The period marked a steep change in the diversity and composition of Earth's biosphere. The Ediacaran biota suffered a mass extinction at the start of the Cambrian Period, which corresponded to an increase in the abundance and complexity of burrowing behaviour. This behaviour had a profound and irreversible effect on the substrate which transformed the seabed ecosystems. Before the Cambrian, the sea floor was covered by microbial mats. By the end of the Cambrian, burrowing animals had destroyed the mats in many areas through bioturbation, and gradually turned the seabeds into what they are today.[clarification needed] As a consequence, many of those organisms that were dependent on the mats became extinct, while the other species adapted to the changed environment that now offered new ecological niches. Around the same time there was a seemingly rapid appearance of representatives of all the mineralized phyla except the Bryozoa, which appeared in the Lower Ordovician. However, many of those phyla were represented only by stem-group forms; and since mineralized phyla generally have a benthic origin, they may not be a good proxy for (more abundant) non-mineralized phyla.
While the early Cambrian showed such diversification that it has been named the Cambrian Explosion, this changed later in the period, when there occurred a sharp drop in biodiversity. About 515 million years ago, the number of species going extinct exceeded the number of new species appearing.

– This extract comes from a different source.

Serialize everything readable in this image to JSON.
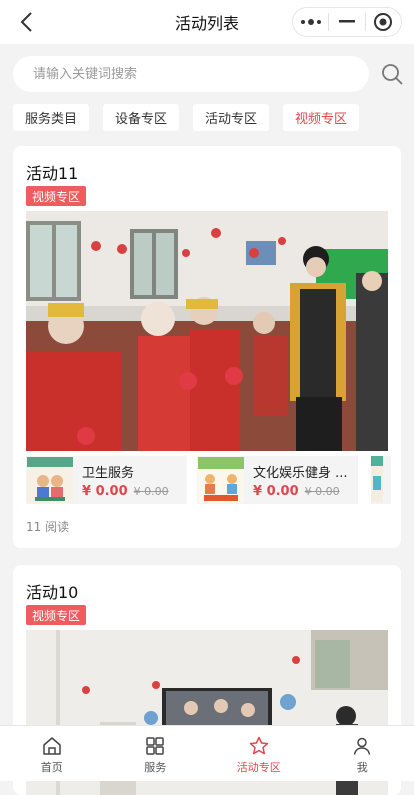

Five million years later, the number of genera had dropped from an earlier peak of about 600 to just 450. Also, the speciation rate in many groups was reduced to between a fifth and a third of previous levels. 500 million years ago, oxygen levels fell dramatically in the oceans, leading to hypoxia, while the level of poisonous hydrogen sulfide simultaneously increased, causing another extinction. The later half of Cambrian was surprisingly barren and show evidence of several rapid extinction events; the stromatolites which had been replaced by reef building sponges known as Archaeocyatha, returned once more as the archaeocyathids became extinct. This declining trend did not change until the Great Ordovician Biodiversification Event.
Some Cambrian organisms ventured onto land, producing the trace fossils Protichnites and Climactichnites. Fossil evidence suggests that euthycarcinoids, an extinct group of arthropods, produced at least some of the Protichnites. Fossils of the track-maker of Climactichnites have not been found; however, fossil trackways and resting traces suggest a large, slug-like mollusk.
In contrast to later periods, the Cambrian fauna was somewhat restricted; free-floating organisms were rare, with the majority living on or close to the sea floor; and mineralizing animals were rarer than in future periods, in part due to the unfavourable ocean chemistry.
Many modes of preservation are unique to the Cambrian, and some preserve soft body parts, resulting in an abundance of Lagerstätten.